Emory Marketing Institute



Branding and the New Asia:

An Interview with Brand Strategist Martin Roll

by Christian Sarkar

Martin Roll is founder and CEO of VentureRepublic, a leading strategic advisory firm on Branding Excellence. Roll is the author of the ground-breaking bestseller
Asian Brand Strategy: How Asia Builds Strong Brands

He is a frequent guest lecturer at INSEAD and visiting professor in Strategic Brand Management at the China European International Business School (CEIBS) in Shanghai.

A leading thought-leader on branding driven by tremendous experience and insights, Martin Roll facilitates business leaders and organizations to think bold for future strategies. By focusing on building iconic brands, Martin Roll helps boardrooms to enhance shareholder value and create sustainable competitive advantage.

Martin Roll delivers the combined value of an experienced international branding strategist and a senior advisor to corporate boards and top-management teams of Fortune 500 companies. He brings more than 15 years of management experience from the international advertising and branding industry, and is a renowned keynote speaker at global conferences.
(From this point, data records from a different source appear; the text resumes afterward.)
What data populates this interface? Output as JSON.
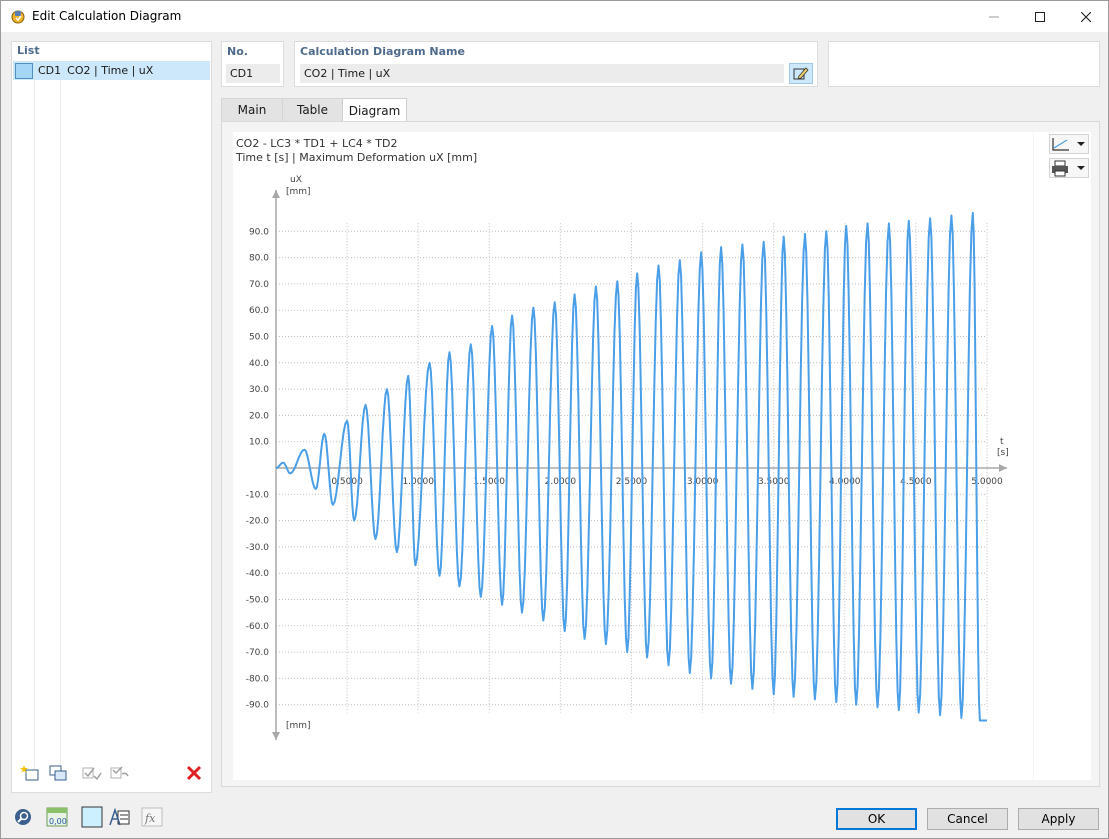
{
  "window": {
    "title": "Edit Calculation Diagram"
  },
  "list": {
    "caption": "List",
    "items": [
      {
        "id": "CD1",
        "name": "CO2 | Time | uX",
        "color": "#a6d6f7"
      }
    ]
  },
  "header": {
    "no_caption": "No.",
    "no_value": "CD1",
    "name_caption": "Calculation Diagram Name",
    "name_value": "CO2 | Time | uX"
  },
  "tabs": [
    {
      "label": "Main"
    },
    {
      "label": "Table"
    },
    {
      "label": "Diagram",
      "active": true
    }
  ],
  "diagram": {
    "title": "CO2 - LC3 * TD1 + LC4 * TD2",
    "subtitle": "Time t [s] | Maximum Deformation uX [mm]"
  },
  "buttons": {
    "ok": "OK",
    "cancel": "Cancel",
    "apply": "Apply"
  },
  "chart_data": {
    "type": "line",
    "ylabel": "uX",
    "yunit_top": "[mm]",
    "yunit_bottom": "[mm]",
    "xlabel": "t",
    "xunit": "[s]",
    "xlim": [
      0,
      5.0
    ],
    "ylim": [
      -95,
      95
    ],
    "xticks": [
      "0.5000",
      "1.0000",
      "1.5000",
      "2.0000",
      "2.5000",
      "3.0000",
      "3.5000",
      "4.0000",
      "4.5000",
      "5.0000"
    ],
    "yticks": [
      "90.0",
      "80.0",
      "70.0",
      "60.0",
      "50.0",
      "40.0",
      "30.0",
      "20.0",
      "10.0",
      "-10.0",
      "-20.0",
      "-30.0",
      "-40.0",
      "-50.0",
      "-60.0",
      "-70.0",
      "-80.0",
      "-90.0"
    ],
    "line_color": "#4a9fe8",
    "grid": true,
    "series": [
      {
        "peaks": [
          [
            0.05,
            2
          ],
          [
            0.1,
            -2
          ],
          [
            0.2,
            7
          ],
          [
            0.28,
            -8
          ],
          [
            0.34,
            13
          ],
          [
            0.4,
            -14
          ],
          [
            0.5,
            18
          ],
          [
            0.55,
            -20
          ],
          [
            0.63,
            24
          ],
          [
            0.7,
            -27
          ],
          [
            0.78,
            30
          ],
          [
            0.85,
            -32
          ],
          [
            0.93,
            35
          ],
          [
            0.98,
            -37
          ],
          [
            1.08,
            40
          ],
          [
            1.15,
            -41
          ],
          [
            1.22,
            44
          ],
          [
            1.29,
            -45
          ],
          [
            1.37,
            47
          ],
          [
            1.44,
            -49
          ],
          [
            1.52,
            54
          ],
          [
            1.59,
            -52
          ],
          [
            1.66,
            58
          ],
          [
            1.73,
            -55
          ],
          [
            1.81,
            61
          ],
          [
            1.88,
            -58
          ],
          [
            1.96,
            63
          ],
          [
            2.03,
            -62
          ],
          [
            2.1,
            66
          ],
          [
            2.17,
            -65
          ],
          [
            2.25,
            69
          ],
          [
            2.32,
            -67
          ],
          [
            2.4,
            71
          ],
          [
            2.47,
            -70
          ],
          [
            2.54,
            74
          ],
          [
            2.61,
            -72
          ],
          [
            2.69,
            77
          ],
          [
            2.76,
            -75
          ],
          [
            2.84,
            79
          ],
          [
            2.91,
            -78
          ],
          [
            2.99,
            82
          ],
          [
            3.06,
            -80
          ],
          [
            3.13,
            84
          ],
          [
            3.2,
            -82
          ],
          [
            3.28,
            85
          ],
          [
            3.35,
            -84
          ],
          [
            3.43,
            86
          ],
          [
            3.5,
            -86
          ],
          [
            3.57,
            88
          ],
          [
            3.64,
            -87
          ],
          [
            3.72,
            89
          ],
          [
            3.79,
            -88
          ],
          [
            3.87,
            90
          ],
          [
            3.94,
            -89
          ],
          [
            4.01,
            92
          ],
          [
            4.08,
            -90
          ],
          [
            4.16,
            93
          ],
          [
            4.23,
            -91
          ],
          [
            4.31,
            93
          ],
          [
            4.38,
            -92
          ],
          [
            4.45,
            94
          ],
          [
            4.52,
            -93
          ],
          [
            4.6,
            95
          ],
          [
            4.67,
            -94
          ],
          [
            4.75,
            96
          ],
          [
            4.82,
            -95
          ],
          [
            4.9,
            97
          ],
          [
            4.95,
            -96
          ],
          [
            5.0,
            -96
          ]
        ]
      }
    ]
  }
}
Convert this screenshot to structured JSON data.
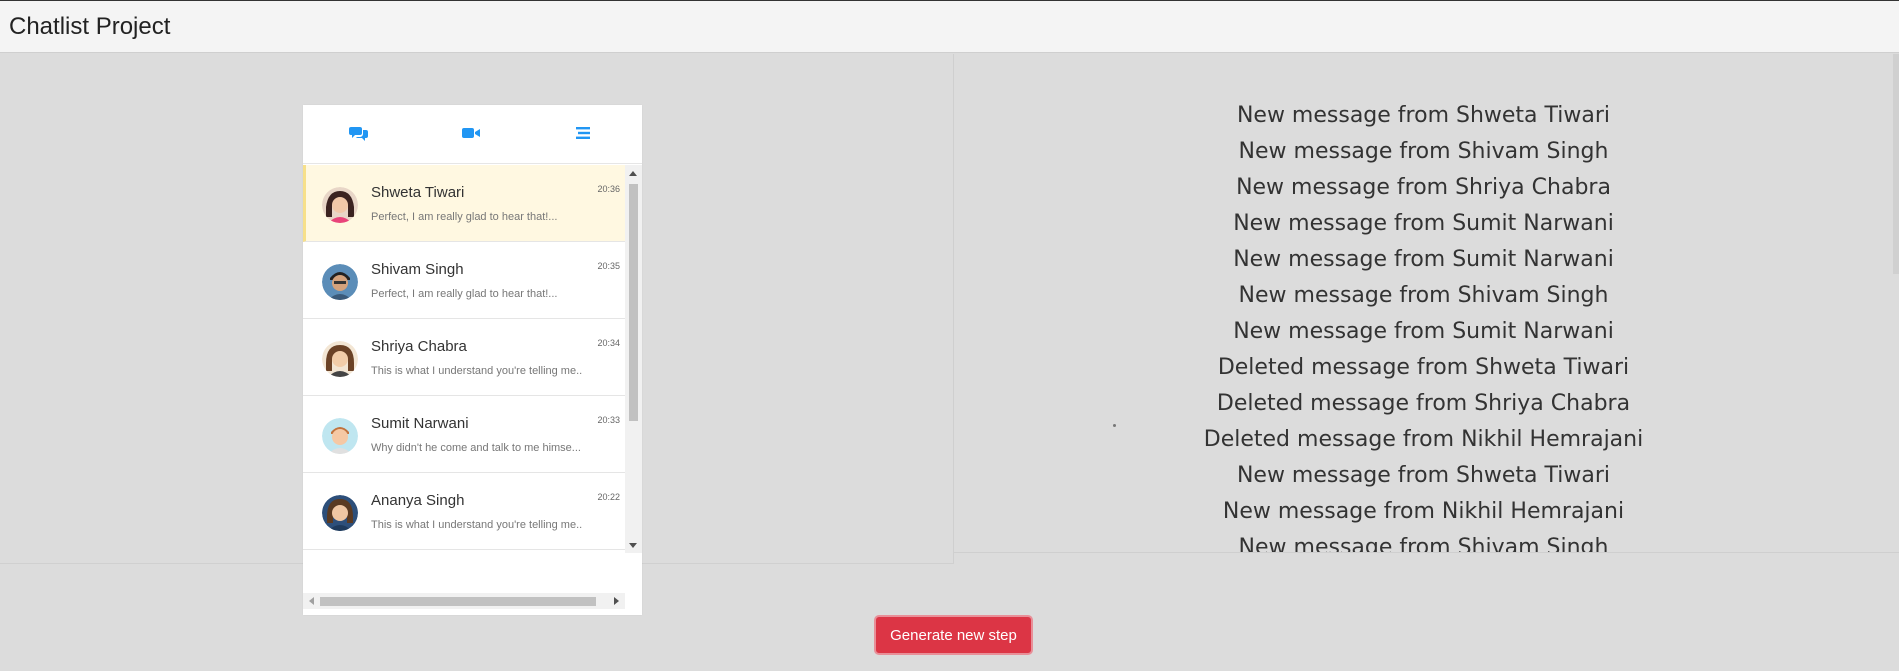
{
  "header": {
    "title": "Chatlist Project"
  },
  "tabs": [
    {
      "icon": "chat-bubbles-icon",
      "color": "#2196f3"
    },
    {
      "icon": "video-camera-icon",
      "color": "#2196f3"
    },
    {
      "icon": "hamburger-menu-icon",
      "color": "#2196f3"
    }
  ],
  "chats": [
    {
      "name": "Shweta Tiwari",
      "time": "20:36",
      "preview": "Perfect, I am really glad to hear that!...",
      "active": true
    },
    {
      "name": "Shivam Singh",
      "time": "20:35",
      "preview": "Perfect, I am really glad to hear that!...",
      "active": false
    },
    {
      "name": "Shriya Chabra",
      "time": "20:34",
      "preview": "This is what I understand you're telling me..",
      "active": false
    },
    {
      "name": "Sumit Narwani",
      "time": "20:33",
      "preview": "Why didn't he come and talk to me himse...",
      "active": false
    },
    {
      "name": "Ananya Singh",
      "time": "20:22",
      "preview": "This is what I understand you're telling me..",
      "active": false
    }
  ],
  "feed": [
    "New message from Shweta Tiwari",
    "New message from Shivam Singh",
    "New message from Shriya Chabra",
    "New message from Sumit Narwani",
    "New message from Sumit Narwani",
    "New message from Shivam Singh",
    "New message from Sumit Narwani",
    "Deleted message from Shweta Tiwari",
    "Deleted message from Shriya Chabra",
    "Deleted message from Nikhil Hemrajani",
    "New message from Shweta Tiwari",
    "New message from Nikhil Hemrajani",
    "New message from Shivam Singh"
  ],
  "actions": {
    "generate_label": "Generate new step",
    "color": "#dc3545"
  }
}
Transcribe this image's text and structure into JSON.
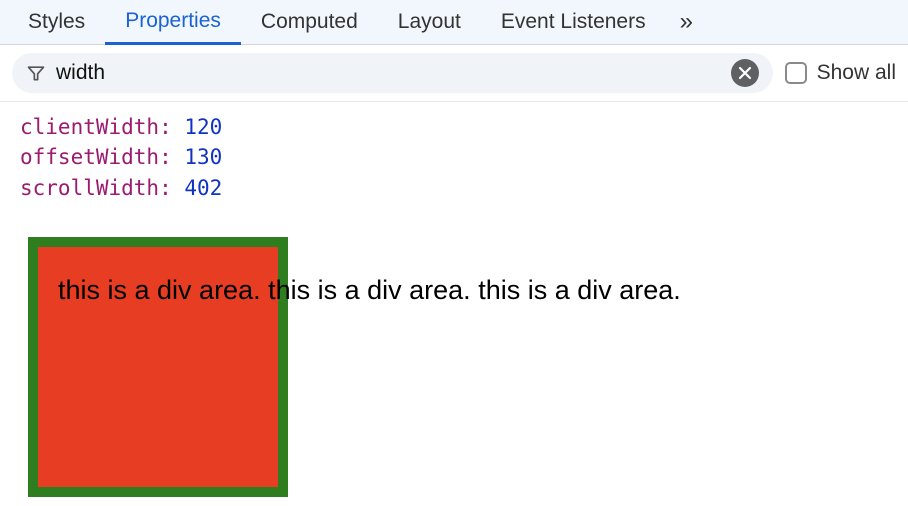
{
  "tabs": {
    "items": [
      {
        "label": "Styles",
        "active": false
      },
      {
        "label": "Properties",
        "active": true
      },
      {
        "label": "Computed",
        "active": false
      },
      {
        "label": "Layout",
        "active": false
      },
      {
        "label": "Event Listeners",
        "active": false
      }
    ],
    "more_glyph": "»"
  },
  "filter": {
    "value": "width",
    "placeholder": "Filter"
  },
  "showall": {
    "label": "Show all",
    "checked": false
  },
  "properties": [
    {
      "key": "clientWidth",
      "value": "120"
    },
    {
      "key": "offsetWidth",
      "value": "130"
    },
    {
      "key": "scrollWidth",
      "value": "402"
    }
  ],
  "demo": {
    "text": "this is a div area. this is a div area. this is a div area.",
    "border_color": "#2e7d1e",
    "bg_color": "#e73d23"
  }
}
Martin Roll holds an MBA from INSEAD in France, a bachelor's degree from The Copenhagen Business School and a diploma from The International Advertising Association (IAA). He is a Danish Citizen and Singapore Permanent Resident.


Let's start at the beginning. What made you write this book?

Martin Roll: Asia is still one of the world's biggest providers of commodities.
At the same time, Asian manufacturers mostly produce for other companies and the majority of these products are therefore non-branded. In other words, volume products without personalities, values and distinct faces.

The largest part of the financial value is still captured by the manufacturers' customers primarily driven by strong marketing and branding programs. What is the evidence for this?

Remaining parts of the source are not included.